The first holidays after a divorce can be particularly hard and stressful on everyone in your life, including yourself, your ex, your children, your in-laws, family, and friends. New rules are being created about where to be, who to be with, and how to behave. Here are five things that helped me after my divorce, and may help you, as well.
Allow everyone to grieve and mourn the holidays of the past. Divorce is a kind of death: of unfulfilled expectations, or the family unit we used to be. All change is loss. Don’t try to pretend that the pain isn’t there. Allow your kids to talk about the past, acknowledge it, and move forward to now and how you’ll build your new future. And do the same for yourself. It’s like trying to ignore the elephant in the room when everyone knows it’s there. Accept it, deal with it, and allow the pain to dissipate. Try to navigate the fine line between acknowledging and honoring your existing traditions and creating new ones that reflect the changes in your life.
2. Be Thankful
Focus on what you and your children have rather than what you’ve lost. Make a gratitude list and encourage your kids to do the same. Add to it every day! Revenge is not sweet. Forgiveness, if you can be there, is a gift you give yourself. Keeping your thoughts positive will benefit everyone. Focus on the joys of the season and the people you care about. If you have some alone time, gift yourself a new, snugly robe, soft slippers, and settle down with a new book, a glass of wine, or a movie – whatever you like.
3. Watch Your Spending
More is not always better. With budgets that may be tighter now, don’t dig yourself a hole that will be hard to climb out of in January with extravagant purchases that you can’t really afford. If you have time, make special gifts for friends and family. This can be shared time with your children if you make holiday treats together. My daughter and I made all-natural fruit treats using dried fruit, almond butter, whole nuts, and flaked coconut. Delicious – and our art project was wrapping them in waxed paper and colored foils. A handful in a bright holiday mug makes a lovely gift; a larger quantity in a pretty bowl with a bow is another option.
4. Create New Memories
Use this time to create memorable new experiences for both you and your children. Do something different. Go ice-skating, if the weather allows, or take a walk around the neighborhood after dark to enjoy all the holiday lights. Make something together: create new ornaments, baked treats, table decorations, or experiment with new holiday recipes. Take lots of pictures of your new holiday creations. Experience the new shape of your family as everyone adjusts.

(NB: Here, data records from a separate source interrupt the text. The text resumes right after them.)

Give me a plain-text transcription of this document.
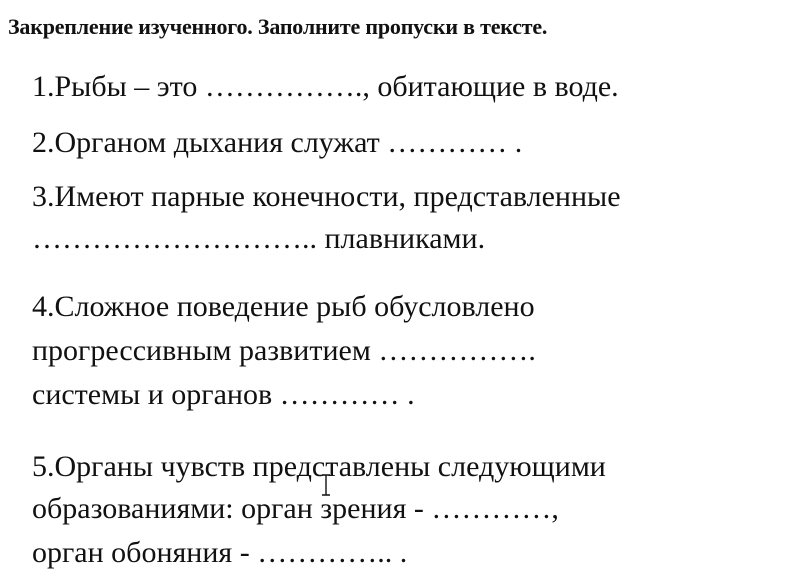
Закрепление изученного. Заполните пропуски в тексте.
1.Рыбы – это ……………., обитающие в воде.
2.Органом дыхания служат ………… .
3.Имеют парные конечности, представленные
……………………….. плавниками.
4.Сложное поведение рыб обусловлено
прогрессивным развитием …………….
системы и органов ………… .
5.Органы чувств представлены следующими
образованиями: орган зрения - …………,
орган обоняния - ………….. .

Try to avoid some of the usual rushing around to allow for some quiet time. Be thoughtful. Choose your holiday invitations carefully, and try not to over-book or over-indulge. If you always hosted a major holiday bash, perhaps you want to continue it, but ask family or friends to co-host or help. Think about what will support you and your kids best during this time of transition.
As you well know, divorce is a long process. My therapist friends tell me it usually takes two years for people to “get over” their divorce, which includes two birthdays, Thanksgivings, Christmases/Chanukahs, and New Year celebrations. Sometimes it’s longer… The first holidays are hard but once you get past this one, it will get easier. Really!